A smelly robot has won the Ideal Home Show's 2012 Ideal Home Inventor award, marking 104 years of celebrating 'the home of the future' at the event.
The Olly, which is still in prototype, can produce sweet smells like strawberry or lemon when you get a Facebook mention or your partner's perfume when they message you on Facebook.
Benjamin Redford, inventor of The Olly, said at the awards ceremony: "We're probably going to create a few more web-connected objects, for example the Molly who will turn retweets into sweets so it can give you Maltesers, Skittles or any sweets you like and we're probably going to put that into production as well as the Olly in the next few months, so look out for more from Mint Digital."
The gadget beat nine other contenders for the award, including a motion sensor that can monitor the elderly living on their own, a personal "perceptual pod", a new freestanding microwave and a robot vacuum cleaner.
The "Transport" perceptual pod, is a cosy personal space producing light and sound to create a "trance-inducing field of color, music and vibration".
The inventors describe it as a 'back to the womb experience', with fluffy cloud-like cushions and a temperature-controlled waterbed. Sound vibrations from a subwoofer resonate through your body and send you into a blissful state. The all white domed space is then filled with gentle coloured light.
The Home of the Future, which has run for 104 years, has previously featured gadgets which we now take for granted.

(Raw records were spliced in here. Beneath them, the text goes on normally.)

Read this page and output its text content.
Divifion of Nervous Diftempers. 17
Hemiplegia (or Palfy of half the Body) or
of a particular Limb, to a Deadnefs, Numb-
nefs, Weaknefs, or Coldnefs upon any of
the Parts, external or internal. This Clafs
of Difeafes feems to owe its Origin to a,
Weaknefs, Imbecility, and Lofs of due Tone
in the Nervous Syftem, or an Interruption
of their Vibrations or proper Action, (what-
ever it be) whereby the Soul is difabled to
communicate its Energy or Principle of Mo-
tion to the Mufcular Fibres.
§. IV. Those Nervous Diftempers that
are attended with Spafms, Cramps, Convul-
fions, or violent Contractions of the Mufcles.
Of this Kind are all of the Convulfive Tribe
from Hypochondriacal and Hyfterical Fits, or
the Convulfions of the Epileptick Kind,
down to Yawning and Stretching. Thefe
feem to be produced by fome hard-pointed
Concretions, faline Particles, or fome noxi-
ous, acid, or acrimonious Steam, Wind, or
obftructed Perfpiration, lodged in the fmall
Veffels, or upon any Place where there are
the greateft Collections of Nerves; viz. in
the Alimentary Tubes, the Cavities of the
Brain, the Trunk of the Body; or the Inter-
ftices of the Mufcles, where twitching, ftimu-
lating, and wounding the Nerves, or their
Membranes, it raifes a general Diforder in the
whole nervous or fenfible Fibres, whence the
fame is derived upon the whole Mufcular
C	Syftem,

High tech inventions in their time, the vacuum cleaner was displayed at the 1912 fair, and in 1930 the first electric kettle was shown. In 1947 the microwave oven made its debut and in 1959 the Teasmade was introduced.
Whether we will all be taking The Olly for granted in another 100 years is up for debate.
The Ideal Home Show runs from the 16 March until 1 April at London's Earls Court.